By John Donovan
The US and EU are ready to impose new sanctions on Russia arising from events in Ukraine. See extract from a fuelfix.com article published under the headline: “Sanctions threaten Putin’s oil deals with Exxon Mobil, Shell”
Other vulnerable international operators include Royal Dutch Shell, the world’s second-largest energy company by market value. Multiple investments by The Hague-based company in Russia include ventures to use advanced reservoir-management techniques to revive and increase crude output from Soviet-era fields and to explore some of the nation’s vast, untapped shale formations. “We are continuing to review the latest sanctions to assess the potential impacts on our business, and engaging with the respective authorities to gain further clarity,” Kayla Macke, a Shell spokeswoman, said in an e-mail. “We are taking action to ensure we comply with all applicable sanctions or related measures. We’re keeping the situation under close review.”
A Russian news organisation, rt.com, has published an article covering the same story, under the headline: “US, EU to ban Exxon, BP and Shell from oil exploration in Russia – report”
The EU and the US are going to ban energy giants like Exxon Mobil, BP and Shell from searching for crude oil in Russia’s Arctic, deep seas and shale formations, three American officials anonymously told Bloomberg. According to one official who spoke to Bloomberg, the new round of sanctions may target Arctic exploration prospects, as the new ban – if implemented – will further impact sharing “sensitive technologies” and services with Russia. Such exports must be authorized by member states if the products are destined for deep-water oil exploration projects in Russia.
A BloombergBusinessweek article by Eduard Gismatullin points out that the liquefied-gas-for-transport market is growing faster in China than in North America. The company is examining opportunities to develop the business in China, which already has more than 100,000 vehicles running on LNG, said John Abbott, Shell’s head of refining.
Next, an informative interview: Shell CEO talks investors, safety and renewable energy in Rigzone interview
Royal Dutch Shell CEO Ben van Beurden has only spent a few months on the job, but he sees opportunity for the company to spend its money wiser, be more proactive about safety measures and play a bigger role in developing renewable energy sources, according to an interview published by Rigzone.
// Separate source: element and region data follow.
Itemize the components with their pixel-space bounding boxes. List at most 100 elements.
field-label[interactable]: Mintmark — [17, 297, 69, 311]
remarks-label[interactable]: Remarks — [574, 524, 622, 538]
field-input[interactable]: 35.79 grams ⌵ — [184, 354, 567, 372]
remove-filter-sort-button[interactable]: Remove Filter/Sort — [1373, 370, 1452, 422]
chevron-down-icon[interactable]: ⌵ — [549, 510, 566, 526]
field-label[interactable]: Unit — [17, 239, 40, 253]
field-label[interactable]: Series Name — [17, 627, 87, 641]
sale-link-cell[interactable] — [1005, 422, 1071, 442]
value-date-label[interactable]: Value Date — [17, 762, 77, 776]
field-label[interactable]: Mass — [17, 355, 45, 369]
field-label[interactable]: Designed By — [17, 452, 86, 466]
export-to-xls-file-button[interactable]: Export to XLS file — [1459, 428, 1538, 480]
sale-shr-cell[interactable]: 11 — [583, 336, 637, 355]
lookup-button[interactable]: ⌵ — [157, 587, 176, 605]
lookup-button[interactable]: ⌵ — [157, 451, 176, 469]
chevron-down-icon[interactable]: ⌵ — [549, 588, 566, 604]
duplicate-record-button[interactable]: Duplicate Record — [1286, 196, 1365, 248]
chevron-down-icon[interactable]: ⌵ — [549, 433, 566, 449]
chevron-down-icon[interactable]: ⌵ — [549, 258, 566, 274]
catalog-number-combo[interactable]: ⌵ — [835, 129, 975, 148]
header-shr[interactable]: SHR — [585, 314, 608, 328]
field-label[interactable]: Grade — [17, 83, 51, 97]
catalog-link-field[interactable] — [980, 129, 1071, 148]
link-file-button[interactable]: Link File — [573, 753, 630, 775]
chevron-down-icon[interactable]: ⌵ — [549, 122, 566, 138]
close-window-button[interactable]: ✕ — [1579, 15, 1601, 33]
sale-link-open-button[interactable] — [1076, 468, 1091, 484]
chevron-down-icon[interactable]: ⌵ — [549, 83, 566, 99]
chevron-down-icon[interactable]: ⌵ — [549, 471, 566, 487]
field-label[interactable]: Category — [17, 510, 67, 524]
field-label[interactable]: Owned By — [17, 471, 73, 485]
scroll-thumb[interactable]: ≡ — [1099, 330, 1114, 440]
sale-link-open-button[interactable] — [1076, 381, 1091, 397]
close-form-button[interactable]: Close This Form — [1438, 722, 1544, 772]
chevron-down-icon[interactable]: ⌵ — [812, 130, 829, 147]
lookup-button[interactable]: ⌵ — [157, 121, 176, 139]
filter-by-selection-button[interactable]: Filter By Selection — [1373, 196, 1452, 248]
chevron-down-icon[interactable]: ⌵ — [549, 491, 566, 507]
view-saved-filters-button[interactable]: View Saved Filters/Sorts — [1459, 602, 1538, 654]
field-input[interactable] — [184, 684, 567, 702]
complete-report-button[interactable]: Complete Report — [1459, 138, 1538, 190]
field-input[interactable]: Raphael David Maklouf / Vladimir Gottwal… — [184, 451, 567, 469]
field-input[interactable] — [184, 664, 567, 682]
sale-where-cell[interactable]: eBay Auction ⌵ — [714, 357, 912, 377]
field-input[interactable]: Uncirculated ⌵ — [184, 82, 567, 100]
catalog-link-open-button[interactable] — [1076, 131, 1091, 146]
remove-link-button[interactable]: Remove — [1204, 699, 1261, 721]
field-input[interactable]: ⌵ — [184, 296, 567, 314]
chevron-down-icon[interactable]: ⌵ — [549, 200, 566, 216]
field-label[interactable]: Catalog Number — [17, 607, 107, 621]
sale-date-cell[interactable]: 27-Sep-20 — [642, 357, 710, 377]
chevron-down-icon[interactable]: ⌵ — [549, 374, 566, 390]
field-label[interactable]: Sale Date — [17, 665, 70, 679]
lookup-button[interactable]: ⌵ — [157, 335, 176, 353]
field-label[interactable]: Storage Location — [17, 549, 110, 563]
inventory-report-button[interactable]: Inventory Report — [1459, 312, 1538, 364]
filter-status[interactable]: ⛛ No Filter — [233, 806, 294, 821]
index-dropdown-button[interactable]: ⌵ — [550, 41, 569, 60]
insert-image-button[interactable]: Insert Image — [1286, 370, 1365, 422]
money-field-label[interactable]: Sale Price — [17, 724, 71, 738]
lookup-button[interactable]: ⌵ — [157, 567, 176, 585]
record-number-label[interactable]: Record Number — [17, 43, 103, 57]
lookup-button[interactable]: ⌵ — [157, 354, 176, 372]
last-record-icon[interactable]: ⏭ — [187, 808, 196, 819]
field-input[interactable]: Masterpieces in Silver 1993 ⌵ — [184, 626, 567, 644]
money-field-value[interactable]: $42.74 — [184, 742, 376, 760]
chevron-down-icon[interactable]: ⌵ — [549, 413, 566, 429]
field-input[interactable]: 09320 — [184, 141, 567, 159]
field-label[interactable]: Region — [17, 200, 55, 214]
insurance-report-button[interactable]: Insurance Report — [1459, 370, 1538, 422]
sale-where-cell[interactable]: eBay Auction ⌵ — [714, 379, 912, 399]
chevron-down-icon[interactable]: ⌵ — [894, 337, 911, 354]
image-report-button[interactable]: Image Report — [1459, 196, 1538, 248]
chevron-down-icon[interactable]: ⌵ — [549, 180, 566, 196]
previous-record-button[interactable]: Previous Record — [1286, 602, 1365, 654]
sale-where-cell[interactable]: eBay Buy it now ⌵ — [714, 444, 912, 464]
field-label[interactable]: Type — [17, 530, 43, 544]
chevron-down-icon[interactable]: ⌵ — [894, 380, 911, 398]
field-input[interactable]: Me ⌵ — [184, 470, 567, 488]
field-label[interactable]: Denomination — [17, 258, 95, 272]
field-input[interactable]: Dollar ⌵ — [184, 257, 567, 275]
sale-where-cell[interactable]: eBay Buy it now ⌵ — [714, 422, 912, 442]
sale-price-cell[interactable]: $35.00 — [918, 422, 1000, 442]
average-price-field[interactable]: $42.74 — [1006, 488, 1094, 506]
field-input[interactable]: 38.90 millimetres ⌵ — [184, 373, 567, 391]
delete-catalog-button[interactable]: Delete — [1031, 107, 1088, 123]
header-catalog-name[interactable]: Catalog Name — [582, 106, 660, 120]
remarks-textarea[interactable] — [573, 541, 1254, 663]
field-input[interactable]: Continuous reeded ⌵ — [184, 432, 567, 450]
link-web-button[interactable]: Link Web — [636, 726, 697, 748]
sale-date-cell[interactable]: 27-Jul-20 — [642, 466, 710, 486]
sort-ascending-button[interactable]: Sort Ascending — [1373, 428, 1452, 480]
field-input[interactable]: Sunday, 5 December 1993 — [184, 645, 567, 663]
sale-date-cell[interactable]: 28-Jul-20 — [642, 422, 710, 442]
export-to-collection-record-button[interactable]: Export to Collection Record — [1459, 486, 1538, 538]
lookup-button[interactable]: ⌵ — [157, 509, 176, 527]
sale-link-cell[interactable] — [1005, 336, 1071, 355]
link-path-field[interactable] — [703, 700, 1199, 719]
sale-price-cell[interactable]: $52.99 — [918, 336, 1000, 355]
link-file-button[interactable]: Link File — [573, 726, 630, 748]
Bloomberg News reports that Bob Dudley of BP and Ben van Beurden of Royal Dutch Shell have issued statements wading into the Scottish Independence debate on the side of maintaining the existing UK.
The Telegraph also makes reference to the same development:
BP formally came out against Scottish independence and Bob Dudley, its chief executive, backed warnings by Sir Ian Wood, the oil industry’s most eminent businessman, that Alex Salmond’s economic case for separation relies on highly inflated estimates for North Sea tax revenue. Ben van Beurden, Shell’s chief executive, also backed the assessment published by Sir Ian, who warned that Scottish voters were using their hearts rather than their heads in the independence debate and urged them to re-examine the economic case.
Extract from a related article
Royal Dutch Shell also has in its payroll approximately 12,000 people from the area. The European oil major is already beleaguered by a falling bottom line and has been hiving off its North American and international assets.